Use Cases: Bringing Elastic's Observability Features to Life

Let’s explore some practical scenarios where Elastic’s observability tools shine:

1. Understanding LLM Performance and Reliability

An SRE team looking to optimize a customer support system powered by Azure OpenAI can utilize Elastic’s Azure OpenAI integration to quickly ascertain which model variants incur higher latency or error rates. This enhances decision-making regarding model deployment or even switching providers based on performance metrics.

Similarly SREs can also use in parallel integrations for Google Vertex AI, Amazon Bedrock, and OpenAI for other applications using models hosted on these providers.

2. Troubleshooting OpenAI-Powered Applications

Consider an enterprise utilizing an OpenAI model for real-time user interactions. Encountering unexplained delays, an SRE can use OpenAI tracing to dissect the transaction pathway, identifying if one specific API call or model invocation is the bottleneck. The SRE can also check the out-of-the-box OpenAI integration dashboard to verify if the latency is only affecting this application or all model invocations across the organization.

An engineer troubleshooting the LLM-based application can also check to see what were the prompt and response exchanges with the LLM during this request so they can rule out possible impact on performance due to the input.

3. Addressing Cost and Usage Concerns

SREs are generally acutely aware of which LLM configurations are less cost-effective than required. Elastic’s integration dashboards, pre-configured to display model usage patterns, help mitigate unnecessary spending effectively. You can find out-of-the box dashboards for Azure OpenAI, OpenAI, Amazon Bedrock, and Google VertexAI models. These dashboards show key cost and usage information such as total invocations and tokens, as well as time series breakdown by model and endpoint.
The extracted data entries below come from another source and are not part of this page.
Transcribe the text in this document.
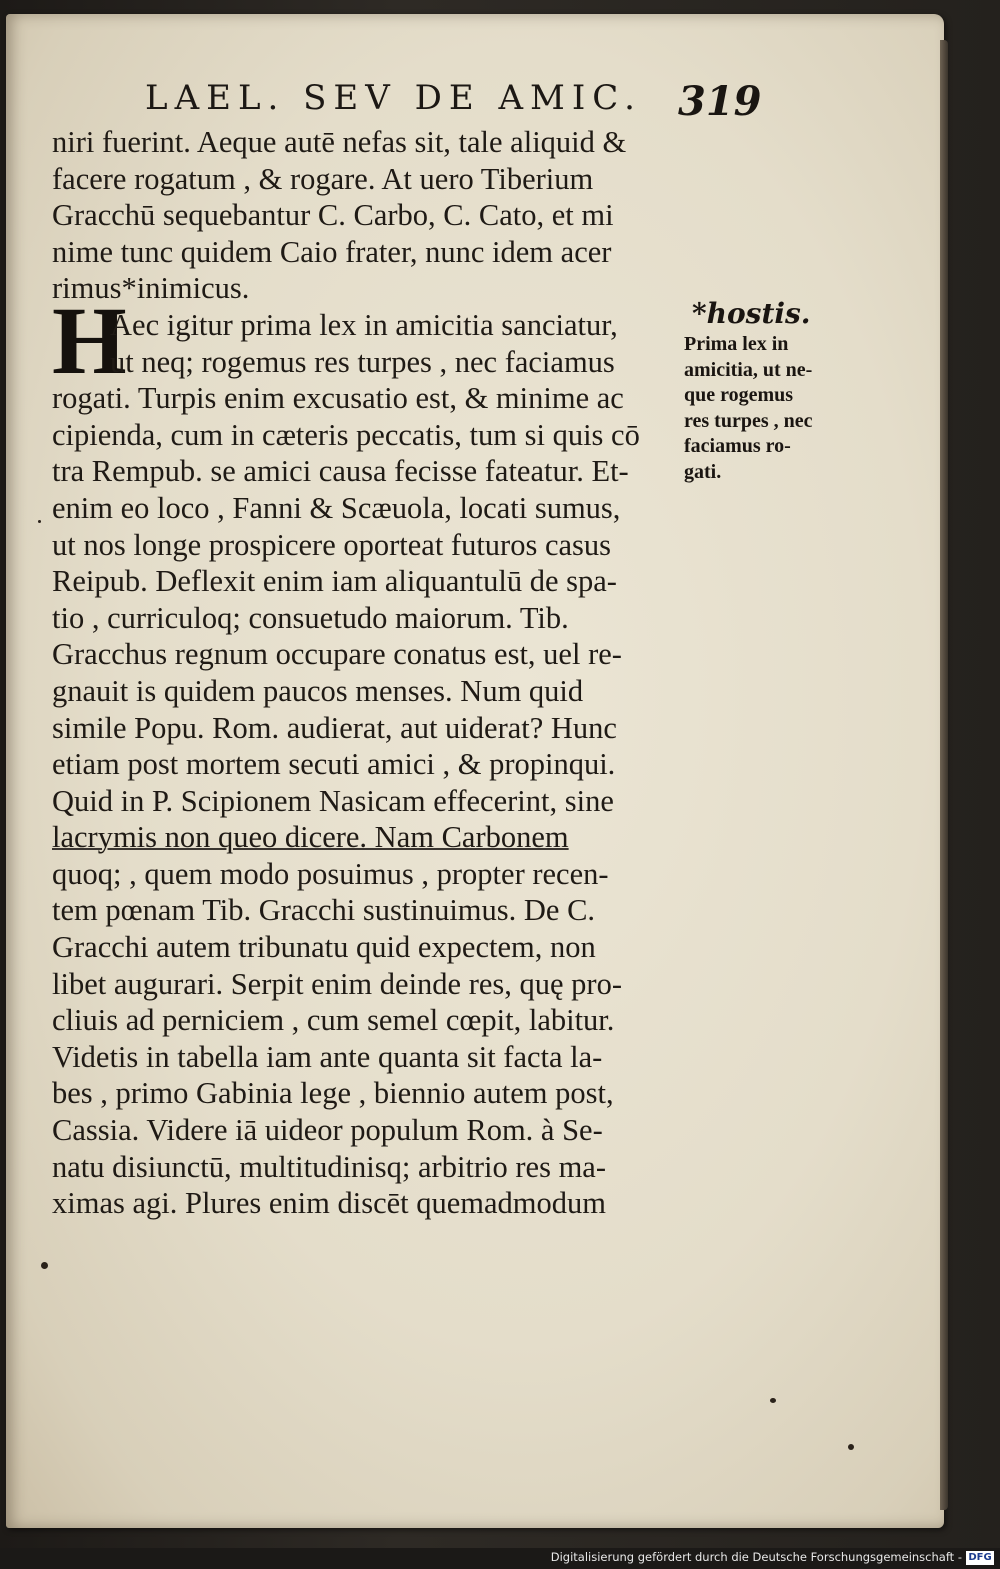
LAEL. SEV DE AMIC. 319
H
niri fuerint. Aeque autē nefas sit, tale aliquid &
facere rogatum , & rogare. At uero Tiberium
Gracchū sequebantur C. Carbo, C. Cato, et mi
nime tunc quidem Caio frater, nunc idem acer
rimus*inimicus.
Aec igitur prima lex in amicitia sanciatur,
ut neq; rogemus res turpes , nec faciamus
rogati. Turpis enim excusatio est, & minime ac
cipienda, cum in cæteris peccatis, tum si quis cō
tra Rempub. se amici causa fecisse fateatur. Et-
enim eo loco , Fanni & Scæuola, locati sumus,
ut nos longe prospicere oporteat futuros casus
Reipub. Deflexit enim iam aliquantulū de spa-
tio , curriculoq; consuetudo maiorum. Tib.
Gracchus regnum occupare conatus est, uel re-
gnauit is quidem paucos menses. Num quid
simile Popu. Rom. audierat, aut uiderat? Hunc
etiam post mortem secuti amici , & propinqui.
Quid in P. Scipionem Nasicam effecerint, sine
lacrymis non queo dicere. Nam Carbonem
quoq; , quem modo posuimus , propter recen-
tem pœnam Tib. Gracchi sustinuimus. De C.
Gracchi autem tribunatu quid expectem, non
libet augurari. Serpit enim deinde res, quę pro-
cliuis ad perniciem , cum semel cœpit, labitur.
Videtis in tabella iam ante quanta sit facta la-
bes , primo Gabinia lege , biennio autem post,
Cassia. Videre iā uideor populum Rom. à Se-
natu disiunctū, multitudinisq; arbitrio res ma-
ximas agi. Plures enim discēt quemadmodum
*hostis.
Prima lex in
amicitia, ut ne-
que rogemus
res turpes , nec
faciamus ro-
gati.
Digitalisierung gefördert durch die Deutsche Forschungsgemeinschaft - DFG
In addition, some integrations show more advanced usage information such as provisioned throughput units (PTU) as well as billing cost.
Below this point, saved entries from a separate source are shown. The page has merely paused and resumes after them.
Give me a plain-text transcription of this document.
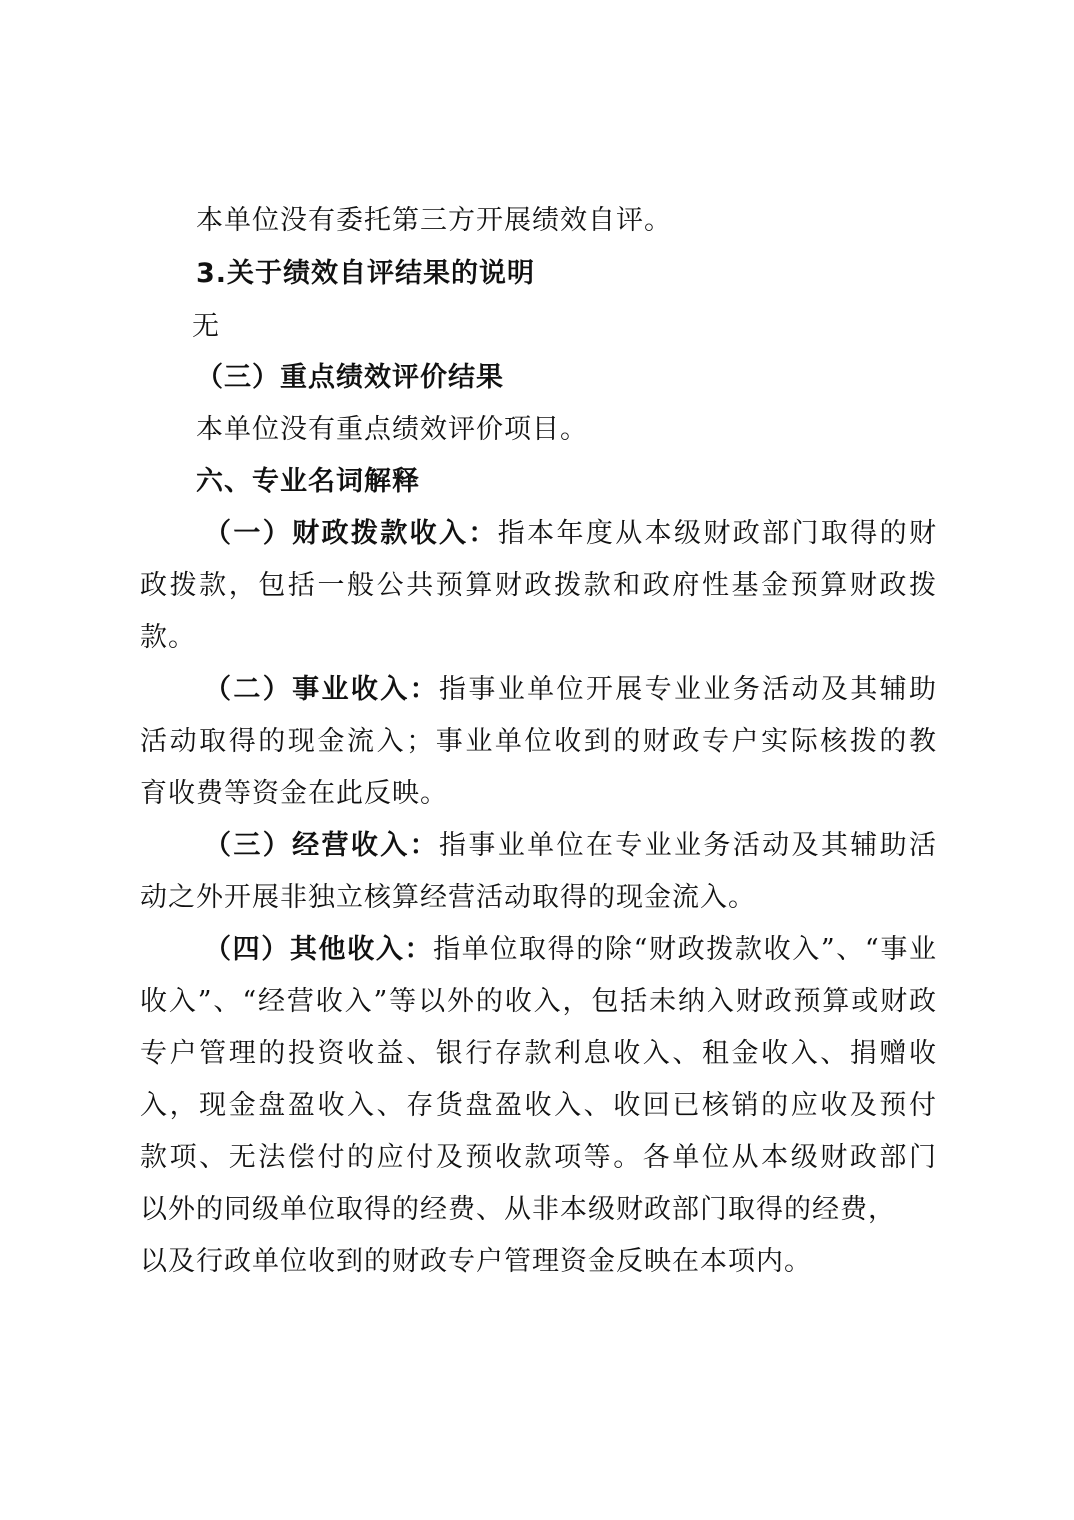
本单位没有委托第三方开展绩效自评。
3.关于绩效自评结果的说明
无
（三）重点绩效评价结果
本单位没有重点绩效评价项目。
六、专业名词解释
（一）财政拨款收入：指本年度从本级财政部门取得的财
政拨款，包括一般公共预算财政拨款和政府性基金预算财政拨
款。
（二）事业收入：指事业单位开展专业业务活动及其辅助
活动取得的现金流入；事业单位收到的财政专户实际核拨的教
育收费等资金在此反映。
（三）经营收入：指事业单位在专业业务活动及其辅助活
动之外开展非独立核算经营活动取得的现金流入。
（四）其他收入：指单位取得的除“财政拨款收入”、“事业
收入”、“经营收入”等以外的收入，包括未纳入财政预算或财政
专户管理的投资收益、银行存款利息收入、租金收入、捐赠收
入，现金盘盈收入、存货盘盈收入、收回已核销的应收及预付
款项、无法偿付的应付及预收款项等。各单位从本级财政部门
以外的同级单位取得的经费、从非本级财政部门取得的经费，
以及行政单位收到的财政专户管理资金反映在本项内。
4. Understanding LLM Compliance

With the Elastic Amazon Bedrock integration for Guardrails, and Azure OpenAI integration for content filtering, SREs can swiftly address security concerns, like verifying if certain user interactions prompt policy violations. Elastic's observability logs clarify whether guardrails rightly blocked potentially harmful responses, bolstering compliance assurance.

Conclusion

As LLMs continue to revolutionize the capabilities of modern applications, the role of observability becomes increasingly paramount. Elastic’s comprehensive observability framework empowers enterprises to harness the full potential of LLMs while maintaining robust operational insight and control. The integration with prominent LLM hosting providers and advanced tracing for OpenAI, Amazon Bedrock and Google Vertex AI models, equips SREs with the necessary arsenal to navigate the complex landscape of LLM-driven applications, ensuring they remain safe, reliable, efficient, and cost-effective.

In this new era of AI, balancing innovation with observability isn't just beneficial—it's essential. Whether optimizing performance, troubleshooting intricacies, or managing costs and compliance, Elastic stands at the forefront, ensuring your LLM journey is as seamless as it is groundbreaking.